Vice-president – Europe & Africa, Airswift

“The net-zero plan will create around 30,000 new jobs in the UK energy sector. This is an exciting prospect, but doesn’t come without its challenges. We expect to see significant demand for specific, highly skilled roles in mechanical and electrical engineering, but also at executive level with more competition for seasoned and innovative C-suite talent. Firms will need to be quick to adapt – reskilling employees for emerging areas such as carbon capture and storage, and hydrogen. With new opportunities across the energy sector, we’d anticipate sector mobility to increase drastically. Our 2021 Global Energy Talent Index, for example, stated 50% of oil & gas professionals would be open to moving into the renewables sector.”

Victoria Payne

Director of Solutions, ersg

“The net-zero plan will have a big impact on resourcing within renewable energy, particularly offshore wind, which is booming in the UK. The increased target of 40GW installed capacity by 2030 represents a quadrupling of the current position.

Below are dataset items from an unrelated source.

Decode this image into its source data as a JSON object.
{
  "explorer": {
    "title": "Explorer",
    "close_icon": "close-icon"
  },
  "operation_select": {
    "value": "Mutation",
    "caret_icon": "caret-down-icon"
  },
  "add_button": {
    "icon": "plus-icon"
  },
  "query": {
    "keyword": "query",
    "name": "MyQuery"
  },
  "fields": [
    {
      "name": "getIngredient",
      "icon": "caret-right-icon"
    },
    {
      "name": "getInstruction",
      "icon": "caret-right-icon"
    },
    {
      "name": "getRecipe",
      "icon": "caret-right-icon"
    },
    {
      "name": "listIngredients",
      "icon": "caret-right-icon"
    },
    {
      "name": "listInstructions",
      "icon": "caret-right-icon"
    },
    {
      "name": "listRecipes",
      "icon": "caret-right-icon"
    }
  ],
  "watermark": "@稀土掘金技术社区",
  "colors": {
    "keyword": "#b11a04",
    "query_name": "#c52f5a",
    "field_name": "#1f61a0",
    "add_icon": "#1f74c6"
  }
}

Whilst great news, this represents challenges to meet talent demand. The UK – market leaders within offshore wind – has witnessed significant career opportunities for talent globally, with countries citing ambitious targets, resulting in UK talent being targeted with competitive rates. Sourcing/deploying talent in high demand will become increasingly challenging, so employers need to consider innovative sourcing, including apprenticeships, upskilling and careers-shifters.”

James Pipe

Global sector director – Renewables, NES Fircroft

“The net-zero plan will undoubtedly open new opportunities across the energy sector. Such a challenging goal will drive innovation and will require new and more efficient technology to achieve targets. Digital skills will be in demand and with exciting developments such as floating wind turbines, carbon capture storage and hydrogen projects gaining ground, brand new skills and an increased range of skills will be required. Training the existing workforce will also be important; our recent ‘Energy Transition’ survey showed that over 70% of engineers in the sector felt they required further training to effectively transition their skills. Recruitment firms will be vital to ensure the talent can be found to drive the transition forward.”